Ne demek istediğimi anlıyorsunuz değil mi ? Daha bir kac gün öncesine tanımıyorduk hic birimiz özgeyi. Böyle bir öykü yazmak gibi bir niyetim de yoktu doğal olarak. Özge daha bir kaç gün önce hepimiz gibi sıradan bir bireydi bu genetiği(miz) bozulmuş toplumda. Ve bozuk genlerden biri ona denk geldi...

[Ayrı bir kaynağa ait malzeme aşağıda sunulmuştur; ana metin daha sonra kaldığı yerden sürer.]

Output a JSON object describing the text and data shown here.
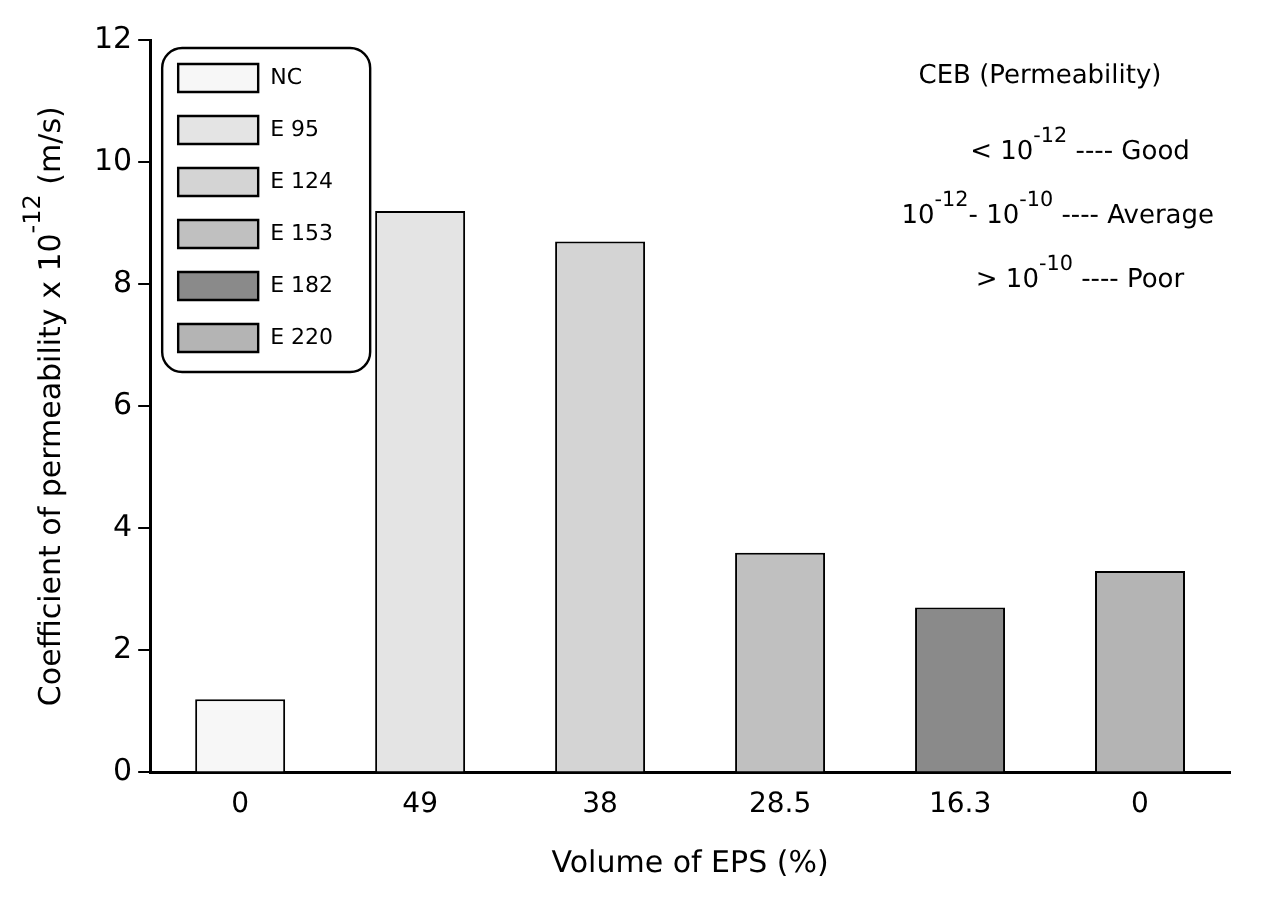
{
  "chart_data": {
    "type": "bar",
    "xlabel": "Volume of EPS (%)",
    "ylabel": "Coefficient of permeability x 10$^{-12}$ (m/s)",
    "categories": [
      "0",
      "49",
      "38",
      "28.5",
      "16.3",
      "0"
    ],
    "series": [
      {
        "name": "NC",
        "color": "#f7f7f7",
        "values": [
          1.2,
          null,
          null,
          null,
          null,
          null
        ]
      },
      {
        "name": "E 95",
        "color": "#e4e4e4",
        "values": [
          null,
          9.2,
          null,
          null,
          null,
          null
        ]
      },
      {
        "name": "E 124",
        "color": "#d4d4d4",
        "values": [
          null,
          null,
          8.7,
          null,
          null,
          null
        ]
      },
      {
        "name": "E 153",
        "color": "#c0c0c0",
        "values": [
          null,
          null,
          null,
          3.6,
          null,
          null
        ]
      },
      {
        "name": "E 182",
        "color": "#8a8a8a",
        "values": [
          null,
          null,
          null,
          null,
          2.7,
          null
        ]
      },
      {
        "name": "E 220",
        "color": "#b4b4b4",
        "values": [
          null,
          null,
          null,
          null,
          null,
          3.3
        ]
      }
    ],
    "ylim": [
      0,
      12
    ],
    "yticks": [
      0,
      2,
      4,
      6,
      8,
      10,
      12
    ],
    "grid": false,
    "legend": "top left",
    "annotations": [
      "CEB (Permeability)",
      "< 10$^{-12}$ ---- Good",
      "10$^{-12}$- 10$^{-10}$ ---- Average",
      "> 10$^{-10}$ ---- Poor"
    ]
  }
}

Özgeyi yenebileceğini sandı belki. Bu yüzden gerçek yüzünü gösterdi. Ama özge savaştı bir kadın gibi savaştı ve yendi bu dünyada olmaması gereken o bit yeniğini. Bu yüzden özgeyi haykırırken milyonlarca kadının başı dikti, sesi gürdü; çünkü özgenin önderliğinde o gün kadın kazandı...
YORUMLAR
Henüz yorum yapılmamış.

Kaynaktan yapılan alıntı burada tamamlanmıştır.